In the SecureTodo sample application, the user that creates a todo item will get VIEW and EDIT permissions on that todo item. The VIEW permission comes with the grant option, but the EDIT permission doesn't. The user can then "share" the todo item with another user by giving the VIEW permission on that todo item to the other user, for example with grantResourcePermission(targetUserResource, todoItemResource, viewPermission). The original user does not have the grant option on the EDIT permission, which means the user can't assign the EDIT permission to the other user of the shared todo item, thus completely preventing that the other user accidentally is assigned EDIT permissions on the shared todo item.

BTW: Which tool do you use to model these fancy security graphs?

Great question! :thumbsup: (: I always find that visualizing helps understanding (and explaining) a problem, so I've been trying different things to illustrate OACC concepts for a while. It's a manual process that started in PowerPoint, but I then switched to Visio because it provides better control over the arrow line connectors (i.e. the lines illustrating the permissions).

WerVbn commented 7 years ago

Thank you very much for your great support! :)

My problem with the permissions delegation was, that I had the wrong access control context.
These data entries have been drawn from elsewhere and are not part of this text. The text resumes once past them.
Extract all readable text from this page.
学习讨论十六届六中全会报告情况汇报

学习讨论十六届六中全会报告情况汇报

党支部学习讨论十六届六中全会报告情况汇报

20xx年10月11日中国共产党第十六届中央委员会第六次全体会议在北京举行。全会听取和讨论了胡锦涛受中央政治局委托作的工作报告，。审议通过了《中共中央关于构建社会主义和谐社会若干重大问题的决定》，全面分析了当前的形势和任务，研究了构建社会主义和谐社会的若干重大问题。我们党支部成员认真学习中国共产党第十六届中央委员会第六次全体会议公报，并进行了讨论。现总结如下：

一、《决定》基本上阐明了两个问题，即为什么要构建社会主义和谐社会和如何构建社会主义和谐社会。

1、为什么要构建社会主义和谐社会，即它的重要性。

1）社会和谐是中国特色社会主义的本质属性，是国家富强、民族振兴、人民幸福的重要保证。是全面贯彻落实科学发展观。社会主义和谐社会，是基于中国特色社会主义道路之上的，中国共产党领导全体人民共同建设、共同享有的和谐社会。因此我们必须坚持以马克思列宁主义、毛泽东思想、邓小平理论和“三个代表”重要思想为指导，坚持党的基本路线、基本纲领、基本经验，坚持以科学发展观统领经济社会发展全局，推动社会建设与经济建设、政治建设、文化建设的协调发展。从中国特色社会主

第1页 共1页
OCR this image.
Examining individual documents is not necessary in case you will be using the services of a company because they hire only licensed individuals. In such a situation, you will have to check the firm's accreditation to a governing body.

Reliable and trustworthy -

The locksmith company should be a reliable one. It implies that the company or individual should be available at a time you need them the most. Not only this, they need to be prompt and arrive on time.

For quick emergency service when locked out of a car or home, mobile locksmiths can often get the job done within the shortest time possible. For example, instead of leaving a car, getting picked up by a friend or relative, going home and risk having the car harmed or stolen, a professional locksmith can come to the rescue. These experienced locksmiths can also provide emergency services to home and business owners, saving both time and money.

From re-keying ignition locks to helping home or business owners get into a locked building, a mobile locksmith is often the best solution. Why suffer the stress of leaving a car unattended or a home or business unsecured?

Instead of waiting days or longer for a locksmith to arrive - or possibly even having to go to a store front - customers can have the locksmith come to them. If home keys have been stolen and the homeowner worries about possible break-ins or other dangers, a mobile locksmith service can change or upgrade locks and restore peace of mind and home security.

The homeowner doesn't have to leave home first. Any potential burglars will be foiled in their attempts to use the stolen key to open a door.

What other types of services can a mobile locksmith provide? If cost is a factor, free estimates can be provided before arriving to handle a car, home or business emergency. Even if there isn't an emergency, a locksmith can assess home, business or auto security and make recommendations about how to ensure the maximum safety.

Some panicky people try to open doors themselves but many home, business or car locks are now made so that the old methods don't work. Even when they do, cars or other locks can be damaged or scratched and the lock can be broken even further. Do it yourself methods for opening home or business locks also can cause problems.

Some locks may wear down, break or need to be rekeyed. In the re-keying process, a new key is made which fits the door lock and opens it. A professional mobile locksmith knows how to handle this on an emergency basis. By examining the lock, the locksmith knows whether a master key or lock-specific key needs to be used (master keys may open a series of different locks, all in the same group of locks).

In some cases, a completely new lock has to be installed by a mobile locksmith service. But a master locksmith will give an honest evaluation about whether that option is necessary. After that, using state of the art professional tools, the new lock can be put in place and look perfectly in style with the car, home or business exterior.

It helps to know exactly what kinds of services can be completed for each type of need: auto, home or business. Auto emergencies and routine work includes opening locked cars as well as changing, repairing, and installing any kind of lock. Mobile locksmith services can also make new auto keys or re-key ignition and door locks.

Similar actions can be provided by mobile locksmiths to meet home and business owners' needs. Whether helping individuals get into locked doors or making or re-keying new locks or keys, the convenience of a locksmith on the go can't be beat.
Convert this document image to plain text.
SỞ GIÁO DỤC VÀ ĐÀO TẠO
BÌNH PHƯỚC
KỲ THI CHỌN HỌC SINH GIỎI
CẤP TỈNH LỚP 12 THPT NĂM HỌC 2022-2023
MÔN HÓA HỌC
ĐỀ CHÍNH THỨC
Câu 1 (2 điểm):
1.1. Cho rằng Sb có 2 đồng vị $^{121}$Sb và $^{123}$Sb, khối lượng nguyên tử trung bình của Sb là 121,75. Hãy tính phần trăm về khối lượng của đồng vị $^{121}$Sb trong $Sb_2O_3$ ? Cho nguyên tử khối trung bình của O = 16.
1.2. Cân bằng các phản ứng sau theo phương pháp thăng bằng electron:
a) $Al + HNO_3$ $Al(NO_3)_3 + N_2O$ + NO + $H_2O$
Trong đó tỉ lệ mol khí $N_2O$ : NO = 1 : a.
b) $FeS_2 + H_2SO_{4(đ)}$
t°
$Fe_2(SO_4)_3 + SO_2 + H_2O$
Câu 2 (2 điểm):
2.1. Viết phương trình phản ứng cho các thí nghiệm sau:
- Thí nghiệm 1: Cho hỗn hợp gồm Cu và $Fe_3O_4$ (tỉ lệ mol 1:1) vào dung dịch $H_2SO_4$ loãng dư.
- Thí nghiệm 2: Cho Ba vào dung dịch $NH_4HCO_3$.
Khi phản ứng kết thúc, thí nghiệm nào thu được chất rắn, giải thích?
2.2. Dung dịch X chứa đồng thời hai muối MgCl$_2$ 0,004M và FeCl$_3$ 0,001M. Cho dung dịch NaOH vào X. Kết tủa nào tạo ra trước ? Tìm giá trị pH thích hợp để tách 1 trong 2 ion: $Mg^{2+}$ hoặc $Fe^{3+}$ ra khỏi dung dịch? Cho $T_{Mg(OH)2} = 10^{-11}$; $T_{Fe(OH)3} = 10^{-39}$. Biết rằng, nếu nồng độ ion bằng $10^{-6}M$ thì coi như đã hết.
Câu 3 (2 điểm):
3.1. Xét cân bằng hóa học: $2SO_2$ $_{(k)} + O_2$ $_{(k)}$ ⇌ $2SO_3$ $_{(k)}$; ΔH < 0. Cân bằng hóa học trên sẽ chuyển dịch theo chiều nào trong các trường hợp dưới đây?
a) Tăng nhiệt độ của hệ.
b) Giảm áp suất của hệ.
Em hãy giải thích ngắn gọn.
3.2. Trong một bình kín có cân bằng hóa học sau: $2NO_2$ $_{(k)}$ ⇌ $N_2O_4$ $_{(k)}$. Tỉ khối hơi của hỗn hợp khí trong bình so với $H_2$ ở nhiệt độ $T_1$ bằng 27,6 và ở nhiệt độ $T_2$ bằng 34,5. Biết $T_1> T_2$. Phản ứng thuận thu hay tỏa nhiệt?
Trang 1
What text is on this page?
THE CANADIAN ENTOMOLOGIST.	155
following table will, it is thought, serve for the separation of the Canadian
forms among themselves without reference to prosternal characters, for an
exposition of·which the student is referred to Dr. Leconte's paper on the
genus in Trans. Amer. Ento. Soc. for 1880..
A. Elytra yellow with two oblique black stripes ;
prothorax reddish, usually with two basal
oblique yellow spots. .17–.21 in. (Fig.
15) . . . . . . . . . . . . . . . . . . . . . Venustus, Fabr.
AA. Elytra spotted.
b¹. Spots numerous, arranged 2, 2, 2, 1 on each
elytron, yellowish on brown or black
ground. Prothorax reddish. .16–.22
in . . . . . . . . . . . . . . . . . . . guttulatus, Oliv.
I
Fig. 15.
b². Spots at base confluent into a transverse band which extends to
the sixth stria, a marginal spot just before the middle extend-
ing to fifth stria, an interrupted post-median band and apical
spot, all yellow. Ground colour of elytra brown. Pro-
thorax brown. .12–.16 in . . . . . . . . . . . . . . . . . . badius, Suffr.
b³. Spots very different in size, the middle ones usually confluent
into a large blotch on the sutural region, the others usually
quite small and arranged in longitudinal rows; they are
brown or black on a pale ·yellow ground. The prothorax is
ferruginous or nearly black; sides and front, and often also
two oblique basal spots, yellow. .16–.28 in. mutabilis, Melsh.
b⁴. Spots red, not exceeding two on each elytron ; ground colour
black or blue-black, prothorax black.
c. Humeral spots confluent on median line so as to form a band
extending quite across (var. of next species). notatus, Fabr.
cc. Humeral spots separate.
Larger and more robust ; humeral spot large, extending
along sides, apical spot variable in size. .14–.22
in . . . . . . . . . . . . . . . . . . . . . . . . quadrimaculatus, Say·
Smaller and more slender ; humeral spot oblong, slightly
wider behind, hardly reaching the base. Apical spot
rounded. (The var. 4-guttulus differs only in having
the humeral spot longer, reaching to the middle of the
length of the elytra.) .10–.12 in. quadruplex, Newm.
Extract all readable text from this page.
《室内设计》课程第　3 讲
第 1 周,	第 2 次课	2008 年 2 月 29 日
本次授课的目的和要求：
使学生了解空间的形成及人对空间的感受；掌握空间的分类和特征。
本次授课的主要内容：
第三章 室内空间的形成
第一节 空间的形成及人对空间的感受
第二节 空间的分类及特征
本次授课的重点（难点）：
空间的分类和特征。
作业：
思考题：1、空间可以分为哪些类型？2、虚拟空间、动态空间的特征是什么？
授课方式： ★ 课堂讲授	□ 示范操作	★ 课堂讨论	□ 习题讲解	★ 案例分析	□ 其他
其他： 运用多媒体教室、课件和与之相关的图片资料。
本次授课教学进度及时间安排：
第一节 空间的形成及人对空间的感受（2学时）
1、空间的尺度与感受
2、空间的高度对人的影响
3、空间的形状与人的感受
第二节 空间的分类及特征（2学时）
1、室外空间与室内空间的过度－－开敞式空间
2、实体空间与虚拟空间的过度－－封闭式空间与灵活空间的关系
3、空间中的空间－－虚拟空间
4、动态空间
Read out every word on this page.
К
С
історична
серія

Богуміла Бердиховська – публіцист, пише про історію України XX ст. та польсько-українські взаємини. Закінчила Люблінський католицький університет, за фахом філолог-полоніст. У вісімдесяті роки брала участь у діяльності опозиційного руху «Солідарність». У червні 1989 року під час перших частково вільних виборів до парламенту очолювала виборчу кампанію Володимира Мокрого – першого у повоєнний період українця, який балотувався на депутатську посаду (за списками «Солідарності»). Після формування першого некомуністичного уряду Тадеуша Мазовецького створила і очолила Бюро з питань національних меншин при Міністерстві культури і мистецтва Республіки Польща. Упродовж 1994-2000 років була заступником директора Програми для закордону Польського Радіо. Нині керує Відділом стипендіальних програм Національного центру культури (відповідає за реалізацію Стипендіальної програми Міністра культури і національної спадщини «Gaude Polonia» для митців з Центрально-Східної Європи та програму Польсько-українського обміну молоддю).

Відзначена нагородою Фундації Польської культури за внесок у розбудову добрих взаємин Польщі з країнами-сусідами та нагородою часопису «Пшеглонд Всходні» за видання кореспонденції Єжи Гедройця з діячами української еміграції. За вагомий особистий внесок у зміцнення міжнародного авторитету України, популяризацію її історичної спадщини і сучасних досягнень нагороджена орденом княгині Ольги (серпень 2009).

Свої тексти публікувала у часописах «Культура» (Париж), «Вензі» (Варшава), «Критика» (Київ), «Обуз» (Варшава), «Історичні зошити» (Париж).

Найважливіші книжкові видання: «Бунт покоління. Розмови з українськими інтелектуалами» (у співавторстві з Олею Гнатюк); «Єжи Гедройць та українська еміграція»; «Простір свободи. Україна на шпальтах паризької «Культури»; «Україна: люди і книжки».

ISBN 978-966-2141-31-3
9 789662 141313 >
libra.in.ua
Of course, to make the withGrantOption work, I need the context of the resource which is going to grant the option to another resource.

// add permissions to role resource
Set<ResourcePermission> resourcePermissions = new HashSet<>();
            resourcePermissions.add(ResourcePermissions.getInstanceWithGrantOption("VIEW"));
            resourcePermissions.add(ResourcePermissions.getInstance("EDIT"));

accessControlContext.setGlobalResourcePermissions(Resources.getInstance("testRole"), "Device", "DeviceGroup_B", resourcePermissions);

// inherit permission of role to userInTestRole
accessControlContext.grantResourcePermissions(Resources.getInstance("userInTestRole"), Resources.getInstance("testRole"), ResourcePermissions.getInstance(ResourcePermissions.INHERIT));

// get the context of userInTestRole

// assign VIEW permission for user2 to resource dev-b-01 - works
accessControlContext.grantResourcePermissions(Resources.getInstance("user2"), Resources.getInstance("dev-b-01"),  ResourcePermissions.getInstance("VIEW"));

// doesn't work
accessControlContext.grantResourcePermissions(Resources.getInstance("user2"), Resources.getInstance("dev-b-01"),  ResourcePermissions.getInstance("EDIT"));
fspinnenhirn commented 7 years ago

Yep, you got it!

Having a permission with the grant option on an accessed resource allows the permission holder (=the accessor resource) to grant the same permission relationship to another resource so that it will also be an accessor. Hence you need an access control context in which the original accessor resource is authenticated, in order to grant the permission to another resource.